Are the authors of this study pointing the way toward vegetarianism? In this work they do not give indications in this regard. “Our objective was to summarize and evaluate the evidence of replacing any animal-based foods with plant-based foods on cardiometabolic health and all-cause mortality in a systematic review and meta-analysis,” they note.

But last July, another team reviewed all the quality evidence on the matter and concluded: European Heart Magazine that amount of lipids in blood –inversely linked to cardiovascular health– is lower in vegetarians or vegans. And in 2019, another study led by nutritionist and epidemiologist Joan Sabaté, an advocate of calorie restriction, came to a similar conclusion, aligning human health with planetary health.

The (nutritional) sin of the flesh

Should we opt for vegan and vegetarian diets? “Why not,” says Gómez-Pardo; but he immediately emphasizes that it is not necessary to take that leap to eat healthy. “It doesn’t have to be exclusively vegetal, but the more vegetal the better.
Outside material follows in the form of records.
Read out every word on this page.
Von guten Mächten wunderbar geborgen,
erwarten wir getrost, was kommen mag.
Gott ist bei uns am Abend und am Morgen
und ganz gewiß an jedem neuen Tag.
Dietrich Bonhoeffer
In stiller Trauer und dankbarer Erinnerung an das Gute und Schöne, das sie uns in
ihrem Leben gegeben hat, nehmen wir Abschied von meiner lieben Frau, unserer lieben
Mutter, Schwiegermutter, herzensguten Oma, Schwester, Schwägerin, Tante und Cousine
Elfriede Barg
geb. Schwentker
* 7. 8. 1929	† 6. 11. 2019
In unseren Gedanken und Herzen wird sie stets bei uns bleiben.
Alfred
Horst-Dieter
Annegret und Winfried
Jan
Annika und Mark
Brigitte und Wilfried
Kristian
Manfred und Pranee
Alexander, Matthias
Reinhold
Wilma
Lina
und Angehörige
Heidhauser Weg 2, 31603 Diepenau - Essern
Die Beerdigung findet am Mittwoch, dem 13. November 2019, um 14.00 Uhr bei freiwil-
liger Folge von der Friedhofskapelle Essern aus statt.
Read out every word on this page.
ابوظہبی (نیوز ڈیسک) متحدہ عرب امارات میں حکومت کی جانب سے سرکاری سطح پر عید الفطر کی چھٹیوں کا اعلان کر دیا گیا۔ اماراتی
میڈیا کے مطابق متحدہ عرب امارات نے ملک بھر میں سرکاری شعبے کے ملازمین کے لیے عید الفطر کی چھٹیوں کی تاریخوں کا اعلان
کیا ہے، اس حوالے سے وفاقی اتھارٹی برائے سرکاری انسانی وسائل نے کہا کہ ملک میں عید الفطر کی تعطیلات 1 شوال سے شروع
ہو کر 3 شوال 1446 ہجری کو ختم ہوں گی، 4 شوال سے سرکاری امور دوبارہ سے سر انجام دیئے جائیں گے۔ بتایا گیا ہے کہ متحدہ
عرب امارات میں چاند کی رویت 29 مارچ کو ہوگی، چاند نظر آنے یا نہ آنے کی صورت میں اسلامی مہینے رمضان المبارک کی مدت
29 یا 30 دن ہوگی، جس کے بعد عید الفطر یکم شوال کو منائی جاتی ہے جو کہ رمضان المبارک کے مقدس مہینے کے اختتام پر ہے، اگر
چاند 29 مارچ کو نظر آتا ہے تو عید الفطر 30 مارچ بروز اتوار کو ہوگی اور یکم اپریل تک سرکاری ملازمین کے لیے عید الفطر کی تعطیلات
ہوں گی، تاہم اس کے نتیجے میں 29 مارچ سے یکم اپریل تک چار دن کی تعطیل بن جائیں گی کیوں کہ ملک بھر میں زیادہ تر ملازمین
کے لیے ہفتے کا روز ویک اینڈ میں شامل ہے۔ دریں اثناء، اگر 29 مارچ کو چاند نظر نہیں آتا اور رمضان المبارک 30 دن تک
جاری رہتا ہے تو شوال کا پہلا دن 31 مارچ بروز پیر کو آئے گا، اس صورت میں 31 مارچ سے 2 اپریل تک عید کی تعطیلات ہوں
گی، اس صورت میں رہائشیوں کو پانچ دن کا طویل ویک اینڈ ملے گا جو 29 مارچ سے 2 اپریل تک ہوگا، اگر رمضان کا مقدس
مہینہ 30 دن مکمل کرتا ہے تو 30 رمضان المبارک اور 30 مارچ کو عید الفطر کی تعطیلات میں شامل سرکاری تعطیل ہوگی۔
They provide all those compounds called phytonutrientsessential for the physiological processes that fight against cancer, against cardiovascular problems, against neurological diseases,” he insists.

As for whether to opt for a vegetarian or vegan diet first, the nutritionist maintains that veganism is perfectly legitimate, there “a question of ethics weighs more.” In her view, “the good thing about healthy eating is that it is versatile for all ideologies, for all tastes, almost for all budgets.” But, with the evidence in hand, the cancer expert does not pardon red and processed meats.

His association with the certain tumors It has unleashed controversies, noise, but also a good number of studies in search of evidence that would allow – without success, for now – to give clear and general guidelines on what is safe consumption of certain types of meat. But in 2022, another work published in BMC Medicine was clear: The risk of colorectal cancer is 2% less among those who eat meat less than 6 times a week. 14% lower among vegetarians. And there is evidence that processed meats (sausages, hamburger mixes, ham, etc.) are potentially carcinogenic.

There has also been scientific voices that defend the consumption of red meat. In 2019, researchers recommended not changing the diet that includes red and processed meats. But for Gonzalo Delgado, Teagasc food quality consultant, some of the meta-analyses have ignored large studies such as PREDIMED, DPP and NIH-AARP Diet and Health Study. “If they had been included, the effects found would have been greater. ”This is what in scientific jargon is called cherry picking: choose studies that are more favorable to what you are looking for”, analyzes in The Conversationin what brand of irresponsibility not to reduce meat consumption.

Meat consumption in Spain, although it has been reducing, is double that recommended by the Spanish Agency for Food Safety and Nutrition (AESAN). However, it focuses on certain profiles: retired men, independent adults and adult couples without childrenmiddle and upper class.

“What is the ration that the tumor will produce? What will be the glass of alcohol that will unleash cancer? “That can’t be seen like that,” says Gómez-Pardo, who believes that it is complicated to think in terms of how much is safe with substances with mutagenic potential. “We constantly live with risks,” she remembers, so it’s not about beating ourselves up, being scared, or creating a bad relationship with food. “But you need to know what is and is not healthy in order to enjoy food. That is the most important”.